The Worried Well: Am I Getting Early Alzheimer’s?
“Some days I can’t remember a person’s name, and it really bothers me. I am afraid that I am getting Alzheimer’s.” This common worry plagues a large group of people, the “worried well”.
The reality is that everyone occasionally forgets names of people and places. These lapses increase as we age, or when we are distracted, under stress, or sleep deprived. Forgetting a word from time to time is not a sign of Alzheimer’s disease.
When Should You Worry?
Here is a quick overview of changes in cognition and activity that may signal a cause for concern.
- Memory Loss. One of the more noticeable symptoms of Alzheimer’s is forgetting recently received information. The memory loss is persistent and interferes with one’s ability to live normally. The person will repeatedly ask the same question. A person who occasionally forgets a word or name is not in this category. If you can recall the person’s name later, you are not in this category.
- Sense of time. As we age, time tends to speed up. However, healthy people remain grounded in time, knowing the date and the year and being aware of major current events.
- Sense of place. Most of us also have no difficulty in navigating to and from familiar places. It is a worrisome sign if someone starts to get lost in familiar territory.
- Planning and Executing. We all have our own systems for organizing and completing tasks, albeit some seem to work better than others! These systems break down with Alzheimer’s. Signs include taking a long time to complete routine tasks, heightened disorganization, or inability to complete tasks, such as preparing a meal, putting together a “to do” list, or paying bills.
- Misplacing items. It is common to misplace items, but people usually find them by looking in common storage spots, or retracing their steps. People with Alzheimer’s lack the ability to retrace steps. Further, their sense of judgment may be impaired, so they may place items in uncommon places.

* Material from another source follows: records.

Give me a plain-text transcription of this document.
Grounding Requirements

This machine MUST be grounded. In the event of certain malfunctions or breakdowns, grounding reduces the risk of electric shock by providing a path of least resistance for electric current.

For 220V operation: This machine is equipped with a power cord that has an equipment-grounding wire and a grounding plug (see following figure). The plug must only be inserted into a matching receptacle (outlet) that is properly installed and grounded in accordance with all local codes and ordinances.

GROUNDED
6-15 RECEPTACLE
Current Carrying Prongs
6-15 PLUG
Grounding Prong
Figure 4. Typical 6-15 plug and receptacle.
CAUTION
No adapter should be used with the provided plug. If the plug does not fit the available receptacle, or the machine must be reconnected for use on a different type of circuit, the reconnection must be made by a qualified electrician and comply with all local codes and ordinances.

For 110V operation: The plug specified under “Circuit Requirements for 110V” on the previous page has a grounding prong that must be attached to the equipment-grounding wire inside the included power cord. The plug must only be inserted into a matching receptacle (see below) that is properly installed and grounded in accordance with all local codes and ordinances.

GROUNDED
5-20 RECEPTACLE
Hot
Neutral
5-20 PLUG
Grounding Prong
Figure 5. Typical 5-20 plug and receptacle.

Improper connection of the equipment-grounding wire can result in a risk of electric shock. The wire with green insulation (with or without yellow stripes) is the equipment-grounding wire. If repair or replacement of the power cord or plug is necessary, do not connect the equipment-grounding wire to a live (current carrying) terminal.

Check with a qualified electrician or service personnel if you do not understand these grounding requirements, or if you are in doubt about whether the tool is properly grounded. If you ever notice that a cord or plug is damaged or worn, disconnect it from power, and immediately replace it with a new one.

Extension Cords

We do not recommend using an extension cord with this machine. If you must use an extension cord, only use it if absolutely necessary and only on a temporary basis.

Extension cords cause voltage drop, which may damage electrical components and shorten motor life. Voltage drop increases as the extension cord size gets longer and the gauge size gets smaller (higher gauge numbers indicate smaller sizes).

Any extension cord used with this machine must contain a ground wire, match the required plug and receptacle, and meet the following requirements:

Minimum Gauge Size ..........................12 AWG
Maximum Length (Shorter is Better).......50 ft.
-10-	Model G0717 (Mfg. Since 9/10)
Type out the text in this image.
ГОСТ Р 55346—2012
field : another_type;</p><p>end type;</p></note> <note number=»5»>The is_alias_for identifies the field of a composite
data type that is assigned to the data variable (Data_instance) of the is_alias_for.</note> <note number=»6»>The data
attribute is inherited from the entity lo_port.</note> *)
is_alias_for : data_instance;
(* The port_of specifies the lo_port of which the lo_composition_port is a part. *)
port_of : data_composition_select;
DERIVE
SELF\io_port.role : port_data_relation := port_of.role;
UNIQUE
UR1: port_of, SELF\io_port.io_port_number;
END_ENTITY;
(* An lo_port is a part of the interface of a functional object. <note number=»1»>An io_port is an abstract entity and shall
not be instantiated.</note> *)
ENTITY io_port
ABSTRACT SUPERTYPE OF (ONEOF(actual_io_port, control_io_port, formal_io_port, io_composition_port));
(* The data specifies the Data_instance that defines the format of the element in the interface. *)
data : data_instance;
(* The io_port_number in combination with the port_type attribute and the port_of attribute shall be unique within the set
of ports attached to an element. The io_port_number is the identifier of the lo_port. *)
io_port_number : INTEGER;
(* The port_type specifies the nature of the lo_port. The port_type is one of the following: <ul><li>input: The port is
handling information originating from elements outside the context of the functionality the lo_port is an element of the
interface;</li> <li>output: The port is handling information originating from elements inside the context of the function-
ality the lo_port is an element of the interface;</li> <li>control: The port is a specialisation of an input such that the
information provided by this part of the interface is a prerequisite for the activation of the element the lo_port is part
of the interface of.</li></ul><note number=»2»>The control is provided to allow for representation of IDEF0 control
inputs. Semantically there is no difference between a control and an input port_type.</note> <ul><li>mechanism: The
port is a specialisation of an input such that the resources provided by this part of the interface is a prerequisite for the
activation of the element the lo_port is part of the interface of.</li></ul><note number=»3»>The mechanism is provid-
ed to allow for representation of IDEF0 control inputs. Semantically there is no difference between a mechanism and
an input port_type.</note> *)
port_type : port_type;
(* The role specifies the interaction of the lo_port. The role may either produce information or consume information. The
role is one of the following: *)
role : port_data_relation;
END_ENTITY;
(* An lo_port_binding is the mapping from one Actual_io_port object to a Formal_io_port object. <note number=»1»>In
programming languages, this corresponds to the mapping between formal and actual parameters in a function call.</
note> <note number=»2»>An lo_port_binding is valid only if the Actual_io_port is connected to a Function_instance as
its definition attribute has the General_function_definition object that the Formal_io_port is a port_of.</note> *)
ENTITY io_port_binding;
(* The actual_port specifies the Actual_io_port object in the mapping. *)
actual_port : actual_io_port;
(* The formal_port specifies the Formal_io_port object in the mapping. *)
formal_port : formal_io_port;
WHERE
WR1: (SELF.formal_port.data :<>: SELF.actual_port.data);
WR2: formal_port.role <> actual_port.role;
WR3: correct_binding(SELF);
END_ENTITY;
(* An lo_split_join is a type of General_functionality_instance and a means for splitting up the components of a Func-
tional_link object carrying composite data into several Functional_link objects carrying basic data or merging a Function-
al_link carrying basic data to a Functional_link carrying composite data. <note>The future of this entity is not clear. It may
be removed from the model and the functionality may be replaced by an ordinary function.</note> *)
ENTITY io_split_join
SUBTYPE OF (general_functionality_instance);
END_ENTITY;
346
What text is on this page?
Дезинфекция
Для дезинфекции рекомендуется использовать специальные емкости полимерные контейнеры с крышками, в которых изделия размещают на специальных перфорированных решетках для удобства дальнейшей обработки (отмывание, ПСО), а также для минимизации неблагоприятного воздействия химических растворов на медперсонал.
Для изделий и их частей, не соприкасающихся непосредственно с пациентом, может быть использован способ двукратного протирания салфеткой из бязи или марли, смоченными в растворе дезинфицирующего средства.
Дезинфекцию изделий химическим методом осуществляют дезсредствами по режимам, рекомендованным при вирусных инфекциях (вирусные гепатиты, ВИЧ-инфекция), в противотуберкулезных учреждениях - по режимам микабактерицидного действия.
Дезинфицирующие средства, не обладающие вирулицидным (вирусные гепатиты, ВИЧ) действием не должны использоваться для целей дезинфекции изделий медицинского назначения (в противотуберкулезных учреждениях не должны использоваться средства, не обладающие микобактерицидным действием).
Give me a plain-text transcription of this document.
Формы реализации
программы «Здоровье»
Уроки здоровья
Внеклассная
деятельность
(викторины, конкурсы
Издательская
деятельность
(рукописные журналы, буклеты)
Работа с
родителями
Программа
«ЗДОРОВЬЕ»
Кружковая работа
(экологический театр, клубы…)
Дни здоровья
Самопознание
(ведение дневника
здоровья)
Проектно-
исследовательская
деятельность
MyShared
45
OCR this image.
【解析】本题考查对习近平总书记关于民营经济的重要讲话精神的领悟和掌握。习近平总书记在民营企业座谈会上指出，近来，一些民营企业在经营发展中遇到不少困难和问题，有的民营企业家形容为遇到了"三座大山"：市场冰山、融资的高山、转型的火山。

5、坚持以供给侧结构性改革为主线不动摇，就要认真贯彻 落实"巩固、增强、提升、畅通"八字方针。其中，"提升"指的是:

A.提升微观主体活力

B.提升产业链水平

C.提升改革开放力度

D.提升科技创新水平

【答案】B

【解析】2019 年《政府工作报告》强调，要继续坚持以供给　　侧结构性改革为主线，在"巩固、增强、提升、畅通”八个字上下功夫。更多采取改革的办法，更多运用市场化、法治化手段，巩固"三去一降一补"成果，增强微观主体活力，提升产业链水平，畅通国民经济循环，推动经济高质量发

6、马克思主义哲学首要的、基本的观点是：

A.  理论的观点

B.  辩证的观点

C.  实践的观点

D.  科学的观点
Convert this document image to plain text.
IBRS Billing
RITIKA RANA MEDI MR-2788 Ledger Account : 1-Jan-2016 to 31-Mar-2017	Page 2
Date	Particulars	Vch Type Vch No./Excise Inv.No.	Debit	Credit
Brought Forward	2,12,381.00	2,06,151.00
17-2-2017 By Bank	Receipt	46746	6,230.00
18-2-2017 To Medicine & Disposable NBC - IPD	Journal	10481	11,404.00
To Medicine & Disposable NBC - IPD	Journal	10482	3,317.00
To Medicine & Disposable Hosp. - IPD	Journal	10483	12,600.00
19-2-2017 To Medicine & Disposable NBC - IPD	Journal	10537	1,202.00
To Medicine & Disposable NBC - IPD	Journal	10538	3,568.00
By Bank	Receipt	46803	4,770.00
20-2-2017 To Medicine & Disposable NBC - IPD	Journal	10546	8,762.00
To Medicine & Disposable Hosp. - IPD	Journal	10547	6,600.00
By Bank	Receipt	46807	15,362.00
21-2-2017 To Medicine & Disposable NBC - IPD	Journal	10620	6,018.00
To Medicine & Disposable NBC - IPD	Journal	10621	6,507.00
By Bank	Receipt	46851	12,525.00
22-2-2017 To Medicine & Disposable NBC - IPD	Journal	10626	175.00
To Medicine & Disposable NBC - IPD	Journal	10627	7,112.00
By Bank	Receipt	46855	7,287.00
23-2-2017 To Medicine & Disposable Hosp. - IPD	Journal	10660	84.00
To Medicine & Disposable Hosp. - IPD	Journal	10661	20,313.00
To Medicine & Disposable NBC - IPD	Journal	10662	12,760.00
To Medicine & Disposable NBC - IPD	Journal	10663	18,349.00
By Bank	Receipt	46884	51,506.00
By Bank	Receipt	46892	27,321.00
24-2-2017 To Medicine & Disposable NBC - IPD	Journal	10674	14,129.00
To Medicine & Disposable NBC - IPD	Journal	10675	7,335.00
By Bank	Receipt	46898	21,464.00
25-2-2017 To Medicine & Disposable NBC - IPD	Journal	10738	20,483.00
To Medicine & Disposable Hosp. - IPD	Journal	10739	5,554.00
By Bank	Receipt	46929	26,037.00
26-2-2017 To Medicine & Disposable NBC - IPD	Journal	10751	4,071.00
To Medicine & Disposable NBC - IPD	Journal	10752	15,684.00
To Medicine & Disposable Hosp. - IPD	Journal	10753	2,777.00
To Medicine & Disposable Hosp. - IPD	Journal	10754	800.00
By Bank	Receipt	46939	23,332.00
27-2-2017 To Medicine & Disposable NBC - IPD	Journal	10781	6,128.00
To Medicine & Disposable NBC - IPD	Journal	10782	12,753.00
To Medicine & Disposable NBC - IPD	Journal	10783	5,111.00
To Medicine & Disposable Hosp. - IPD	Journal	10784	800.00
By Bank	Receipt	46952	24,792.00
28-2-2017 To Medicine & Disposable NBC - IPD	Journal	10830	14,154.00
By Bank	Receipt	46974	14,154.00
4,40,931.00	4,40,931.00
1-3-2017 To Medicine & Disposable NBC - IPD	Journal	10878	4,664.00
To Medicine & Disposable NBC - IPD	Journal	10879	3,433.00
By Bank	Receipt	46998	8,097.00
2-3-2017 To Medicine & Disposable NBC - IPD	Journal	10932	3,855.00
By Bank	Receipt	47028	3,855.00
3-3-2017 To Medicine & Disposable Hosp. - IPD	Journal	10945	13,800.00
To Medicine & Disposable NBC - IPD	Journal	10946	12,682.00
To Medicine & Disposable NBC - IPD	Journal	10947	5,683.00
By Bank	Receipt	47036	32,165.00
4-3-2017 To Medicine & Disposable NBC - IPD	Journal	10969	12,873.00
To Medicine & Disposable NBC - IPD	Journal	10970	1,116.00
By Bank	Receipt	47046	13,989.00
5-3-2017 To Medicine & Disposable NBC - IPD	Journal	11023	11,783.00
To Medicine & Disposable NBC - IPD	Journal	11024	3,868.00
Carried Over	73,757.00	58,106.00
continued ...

This tendency is why you hear stories of laundry being stored in the freezer.
Some Good News
Getting Alzheimer’s is not an inevitable part of aging. Try to ignore the drumbeat of the current suggestive messaging that is influenced by the desire to raise funds for research. In fact, there is increasing data from both the United States and Europe that indicate that the prevalence of Alzheimer’s is declining.
There is no cure for Alzheimer’s. However, studies have shown that exercise, even moderate walking alone, and the adoption of a Mediterranean diet may protect against Alzheimers. Last, try to get some sleep, and stop worrying!